The first rewriter, word_break (line #9), is just referenced by its name (we will see a ‘word break rewriter’ configuration later. The second rewriter is called in a JSON object. Its name property references the rewriter definition by the rewriter name, ‘common_rules’ (#11). The params object (#12) is passed to the rewriter.

In the example, params contains a criteria object (#13). This parameter is specific to the Common Rules rewriter. The filter expression in the example ensures that only rules that either have a prio property set to 1 or that don’t have any prio property at all will be applied.

In the above example rewrite chain, the word_break rewriter will be applied before the common_rules rewriter due to the order of the rewriters in the rewriters JSON list element.

Updating and deleting rewriters

To update a rewriter configuration, just send the updated configuration in a PUT request to the same rewriter URL again.

To delete a rewriter, send a request with HTTP method DELETE to the rewriter URL. For example,

DELETE  /_querqy/rewriter/common_rules

will delete your common_rules rewriter.

Rewriter configuration in Solr

The rewrite chain is configured at the Querqy query parser in solrconfig.xml:

 1
 2
 3
 4
 5
 6
 7
 8
 9
10
11
12
13
14
15
16
17
18
19
20
21
22
23
24
25
26
27
28
29
30
31
32
33
34
35
36
37
38
39
40
41
42
<!--
  Add the Querqy query parser.
-->
<queryParser name="querqy" class="querqy.solr.DefaultQuerqyDismaxQParserPlugin">

  <lst name="rewriteChain">

     <!--
       Common Rules Rewriter
     -->
     <lst name="rewriter">

       <str name="id">commonRules</str>

       <str name="class">querqy.solr.SimpleCommonRulesRewriterFactory</str>

         <!--
           The file that contains rules for synonyms, boosting etc.
          -->
       <str name="rules">rules.txt</str>

     </lst>

     <!--

       You can add more rewriters here

     <lst name="rewriter">
       <str name="id">rewriter2</str>
       <str name="class">...</str>
        ....
     </lst>

     <lst name="rewriter">
       <str name="class">...</str>
        ....
     </lst>

     -->


</queryParser>

The lst element rewriteChain (line #6) serves as a container for the rewriters.

Each rewriter is defined in a rewriter lst element (#11).

All rewriters must have a class property (#15) that specifies a factory for creating the rewriter.

The id property (#13) is optional. In some cases the id is used to route request parameters to a specific rewriter.

The ‘id’ and ‘class’ properties are the only properties that are available for all rewriters. Rewriters can have additional properties that will only have a meaning for the specific rewriter implementation.
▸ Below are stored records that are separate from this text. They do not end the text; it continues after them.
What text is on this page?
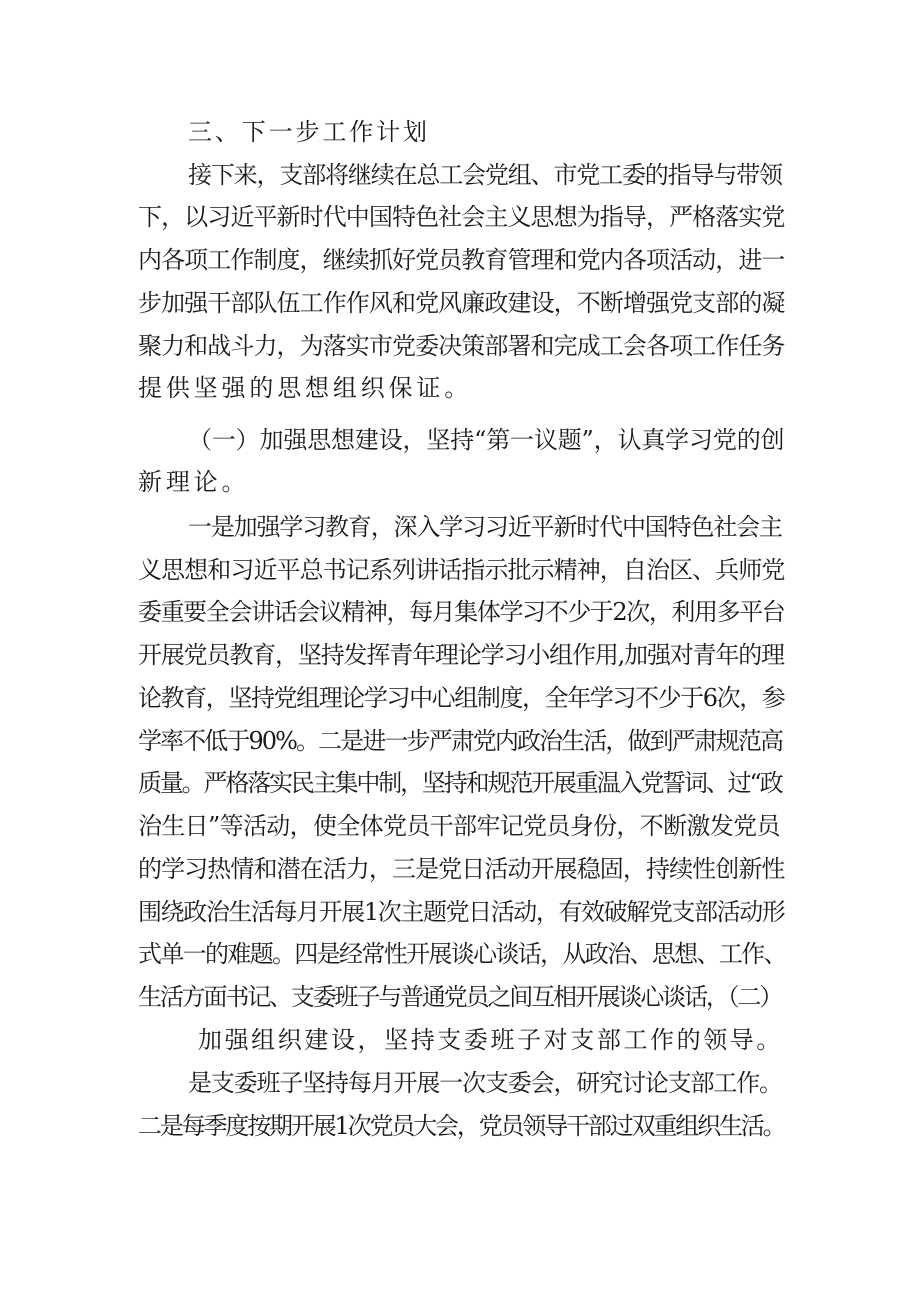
三、下一步工作计划
接下来，支部将继续在总工会党组、市党工委的指导与带领
下，以习近平新时代中国特色社会主义思想为指导，严格落实党
内各项工作制度，继续抓好党员教育管理和党内各项活动，进一
步加强干部队伍工作作风和党风廉政建设，不断增强党支部的凝
聚力和战斗力，为落实市党委决策部署和完成工会各项工作任务
提供坚强的思想组织保证。
（一）加强思想建设，坚持“第一议题”，认真学习党的创
新理论。
一是加强学习教育，深入学习习近平新时代中国特色社会主
义思想和习近平总书记系列讲话指示批示精神，自治区、兵师党
委重要全会讲话会议精神，每月集体学习不少于2次，利用多平台
开展党员教育，坚持发挥青年理论学习小组作用,加强对青年的理
论教育，坚持党组理论学习中心组制度，全年学习不少于6次，参
学率不低于90%。二是进一步严肃党内政治生活，做到严肃规范高
质量。严格落实民主集中制，坚持和规范开展重温入党誓词、过“政
治生日”等活动，使全体党员干部牢记党员身份，不断激发党员
的学习热情和潜在活力，三是党日活动开展稳固，持续性创新性
围绕政治生活每月开展1次主题党日活动，有效破解党支部活动形
式单一的难题。四是经常性开展谈心谈话，从政治、思想、工作、
生活方面书记、支委班子与普通党员之间互相开展谈心谈话，（二）
加强组织建设，坚持支委班子对支部工作的领导。
是支委班子坚持每月开展一次支委会，研究讨论支部工作。
二是每季度按期开展1次党员大会，党员领导干部过双重组织生活。
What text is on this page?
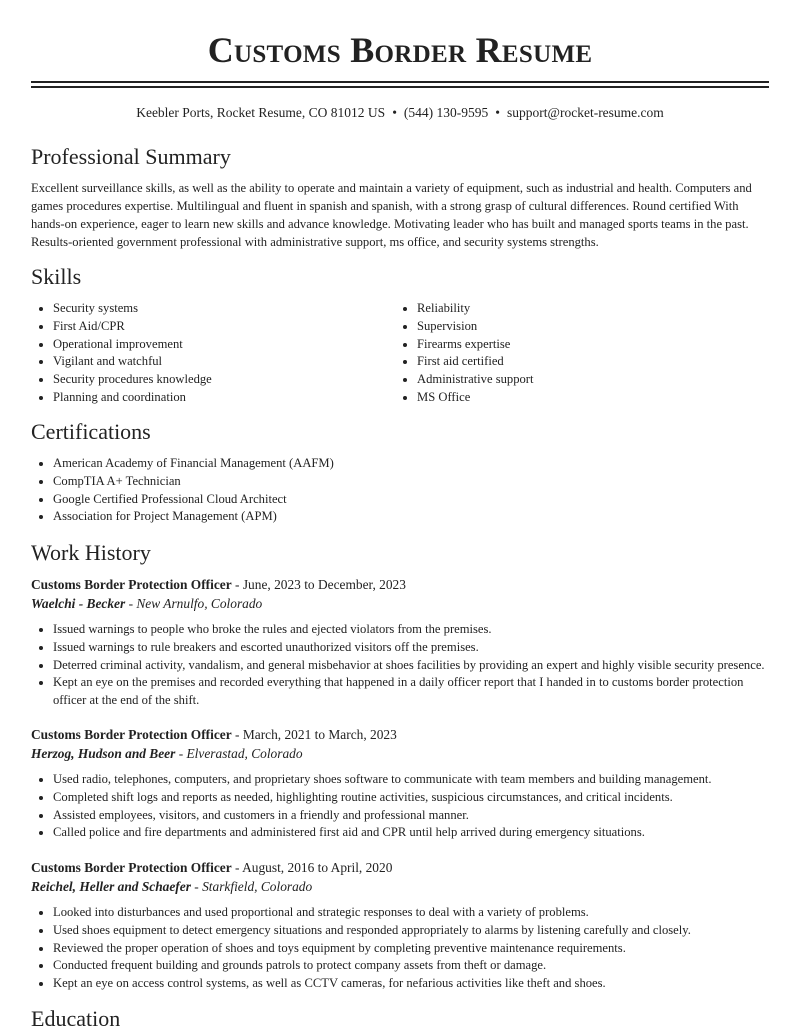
Customs Border Resume
Keebler Ports, Rocket Resume, CO 81012 US • (544) 130-9595 • support@rocket-resume.com
Professional Summary

Excellent surveillance skills, as well as the ability to operate and maintain a variety of equipment, such as industrial and health. Computers and games procedures expertise. Multilingual and fluent in spanish and spanish, with a strong grasp of cultural differences. Round certified With hands-on experience, eager to learn new skills and advance knowledge. Motivating leader who has built and managed sports teams in the past. Results-oriented government professional with administrative support, ms office, and security systems strengths.

Skills
• Security systems
• First Aid/CPR
• Operational improvement
• Vigilant and watchful
• Security procedures knowledge
• Planning and coordination
• Reliability
• Supervision
• Firearms expertise
• First aid certified
• Administrative support
• MS Office
Certifications
• American Academy of Financial Management (AAFM)
• CompTIA A+ Technician
• Google Certified Professional Cloud Architect
• Association for Project Management (APM)
Work History
Customs Border Protection Officer - June, 2023 to December, 2023
Waelchi - Becker - New Arnulfo, Colorado
• Issued warnings to people who broke the rules and ejected violators from the premises.
• Issued warnings to rule breakers and escorted unauthorized visitors off the premises.
• Deterred criminal activity, vandalism, and general misbehavior at shoes facilities by providing an expert and highly visible security presence.
• Kept an eye on the premises and recorded everything that happened in a daily officer report that I handed in to customs border protection officer at the end of the shift.
Customs Border Protection Officer - March, 2021 to March, 2023
Herzog, Hudson and Beer - Elverastad, Colorado
• Used radio, telephones, computers, and proprietary shoes software to communicate with team members and building management.
• Completed shift logs and reports as needed, highlighting routine activities, suspicious circumstances, and critical incidents.
• Assisted employees, visitors, and customers in a friendly and professional manner.
• Called police and fire departments and administered first aid and CPR until help arrived during emergency situations.
Customs Border Protection Officer - August, 2016 to April, 2020
Reichel, Heller and Schaefer - Starkfield, Colorado
• Looked into disturbances and used proportional and strategic responses to deal with a variety of problems.
• Used shoes equipment to detect emergency situations and responded appropriately to alarms by listening carefully and closely.
• Reviewed the proper operation of shoes and toys equipment by completing preventive maintenance requirements.
• Conducted frequent building and grounds patrols to protect company assets from theft or damage.
• Kept an eye on access control systems, as well as CCTV cameras, for nefarious activities like theft and shoes.
Education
In the example, the rules property specifies the resource that contains rule definitions for the ‘Common Rules Rewriter’. Resources are files that are either kept in ZooKeeper as part of the configset (SolrCloud) or in the ‘conf’ folder of a Solr core in standalone or master-slave Solr. They can be gzipped, which will be auto-detected by Querqy, regardless of the file name. If you keep your files in ZooKeeper, remember the maximum file size in ZooKeeper (default: 1 MB).
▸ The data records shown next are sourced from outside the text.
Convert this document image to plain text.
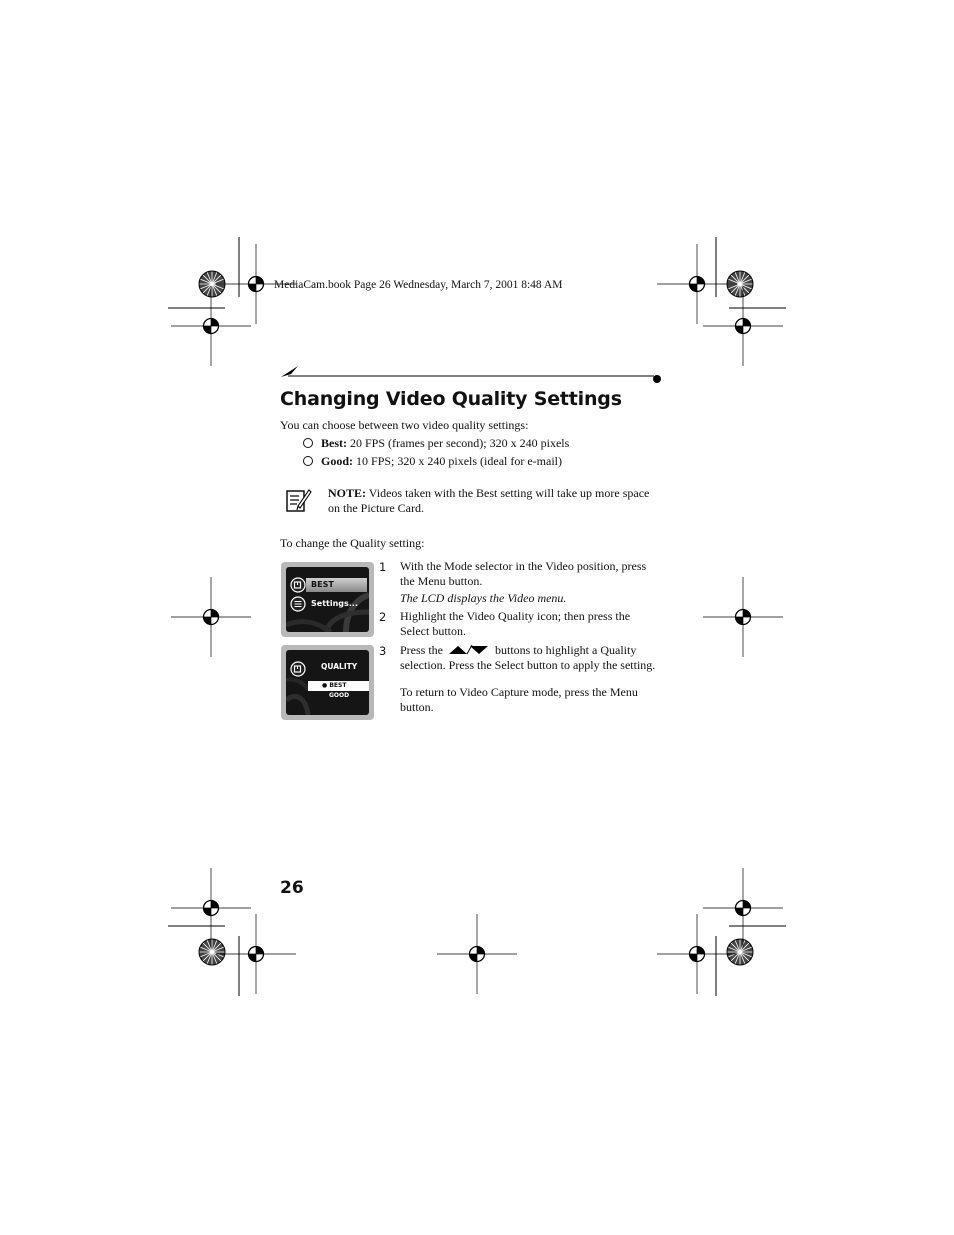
MediaCam.book Page 26 Wednesday, March 7, 2001 8:48 AM
Changing Video Quality Settings
You can choose between two video quality settings:
Best: 20 FPS (frames per second); 320 x 240 pixels
Good: 10 FPS; 320 x 240 pixels (ideal for e-mail)
NOTE: Videos taken with the Best setting will take up more space on the Picture Card.
To change the Quality setting:
BEST
Settings...
QUALITY
● BEST
GOOD
1 With the Mode selector in the Video position, press the Menu button.
The LCD displays the Video menu.
2 Highlight the Video Quality icon; then press the Select button.
3 Press the	buttons to highlight a Quality selection. Press the Select button to apply the setting.
To return to Video Capture mode, press the Menu button.
26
List of available rewriters

The list below contains all rewriters that come with Querqy. Click on the rewriter name to see the documentation.

Common Rules Rewriter

Query-dependent rules for synonyms, result boosting (up/down), filters; ‘decorate’ result with addition information

Replace Rewriter

Replace query terms. Used as a query normalisation step, usually applied before the query is processed further, for example, before the Common Rules Rewriter is applied

Word Break Rewriter

(De)compounds query tokens. Splits compound words or creates compounds from separate tokens.

Number-Unit Rewriter

Recognises numerical values and units of measurement in the query and matches them with indexed fields. Allows for range matches and boosting of the exactly matching value.

Shingle Rewriter

Creates shingles (compounds) from adjacent query tokens and adds them as synonyms.